Vari titoli interessanti sono venuti dai paesi nordici con una particolare evidenza per Hawaii, Oslo del norvegese Erik Poppe, un mosaico di quattro storie che s’incrociano in un finale venato di misticismo. Vi partecipano due fratelli d’origine polacca - un cleptomane e un rapinatore - un assistente sociale che tenta di recuperare il primo dei due, una coppia che festeggia con la nascita del primo figlio, salvo piombare nella disperazione quando i dottori annunciano che il bimbo è affetto da una malformazione cardiaca che lo ucciderà entro pochi giorni, una cantante che tenta il suicidio e una madre che ha abbandonato i figli ed ora tenta di recuperarne l’affetto. Tutte queste storie si uniscono e trovano una possibile soluzione con la morte dell’assistente sociale, una figura quasi messianica e che sembra addossarsi tutte le colpe del mondo. Il film è girato con grande abilità, mentre l’intreccio delle storie procede con il ritmo e il mistero indispensabili a mantenere un clima di suspense e a sorreggere il valore simbolico delle varie vicende. Strutture di questo tipo sono già state utilizzate con successo, si pensi a film come Traffic (2000) di Steven Soderbergh o Magnolia (1999) di Paul Thomas Anderson, ma in questo caso la leggerezza del tratto e la fluidità dello stile aggiungono un valore in più ad un’opera forte e intelligente.
Koirankynnen leikkaaja (Tagliaunghie per cani) del finlandese Markku Pölönen racconta una storia bella e drammatica. Il film completa idealmente l’affresco sulle condizioni della Finlandia, fra gli anni 40 e 50, avviato dal regista con Kuningasjätkä (Un’estate sul fiume, 1998). Questa volta la base narrativa è offerta da un racconto dello scrittore Veikko Huovinen in cui si narra l’odissea di un reduce della guerra con i sovietici reso semideficiente da una grave ferita alla testa.
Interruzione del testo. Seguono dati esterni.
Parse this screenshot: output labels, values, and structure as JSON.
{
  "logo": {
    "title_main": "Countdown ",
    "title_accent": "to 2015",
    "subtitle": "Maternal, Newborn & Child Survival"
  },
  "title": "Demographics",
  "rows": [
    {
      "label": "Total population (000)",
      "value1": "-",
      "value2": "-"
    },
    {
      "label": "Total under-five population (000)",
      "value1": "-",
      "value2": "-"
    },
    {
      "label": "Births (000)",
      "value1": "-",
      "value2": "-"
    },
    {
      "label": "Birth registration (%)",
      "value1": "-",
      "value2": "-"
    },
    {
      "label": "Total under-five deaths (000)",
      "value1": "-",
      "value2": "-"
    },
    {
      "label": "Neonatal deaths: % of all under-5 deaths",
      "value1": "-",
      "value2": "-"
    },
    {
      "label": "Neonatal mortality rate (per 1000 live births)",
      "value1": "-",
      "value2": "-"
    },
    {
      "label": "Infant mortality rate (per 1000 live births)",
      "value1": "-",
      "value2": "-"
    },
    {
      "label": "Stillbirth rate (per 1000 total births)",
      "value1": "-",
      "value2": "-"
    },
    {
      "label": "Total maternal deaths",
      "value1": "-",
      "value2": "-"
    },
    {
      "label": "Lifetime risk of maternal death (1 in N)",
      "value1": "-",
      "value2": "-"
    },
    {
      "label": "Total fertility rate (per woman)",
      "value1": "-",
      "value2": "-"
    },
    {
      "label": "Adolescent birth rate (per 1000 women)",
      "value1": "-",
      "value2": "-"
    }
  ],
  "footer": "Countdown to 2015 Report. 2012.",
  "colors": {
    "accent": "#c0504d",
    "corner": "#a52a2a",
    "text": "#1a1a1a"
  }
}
Il poveretto sopravvive facendo pesanti lavori manuali sino a che un suo capo gli commissiona, quasi per scherzo, il compito di andare in un lontano villaggio del nord per tagliare le unghie al suo cane. Il mutilato, orgoglioso del compito, inizia un lungo viaggio che lo porterà ad attraversare il paese. Detta così sembra una storia di buoni sentimenti, invece è un quadro impietoso delle condizioni dei lavoratori e dell’intero paese in un ventennio cruciale. Un altro dato di rilievo è l’uso straordinario del paesaggio, vero protagonista del film al pari dei bravissimi Peter Franzén e Ahti Kuoppala.
Dag och natt (Giorno e notte) del danese Simon Staho è ambientato in Svezia e racconta la decina d’ore che precedono il suicidio di un dirigente aziendale in crisi personale e professionale. Il film è girato alla maniera di Dieci (2002), d’Abbas Kiarostami, con il protagonista al volante di un’auto che trasporta, per brevi tratti, vari personaggi. Il giovane figlio, la moglie da cui sta divorziando, l’amante che disprezza, una vecchia fiamma, il collega di lavoro che scopre essere l’amante di sua moglie, una giovane prostituta, l’allenatore della squadra di calcio in cui gioca il figlio. E’ il quadro, rapido ed efficace, del dramma di un’esistenza punteggiata di tradimenti, perpetrati e subiti, vuota d’affetti, sostanzialmente disperata.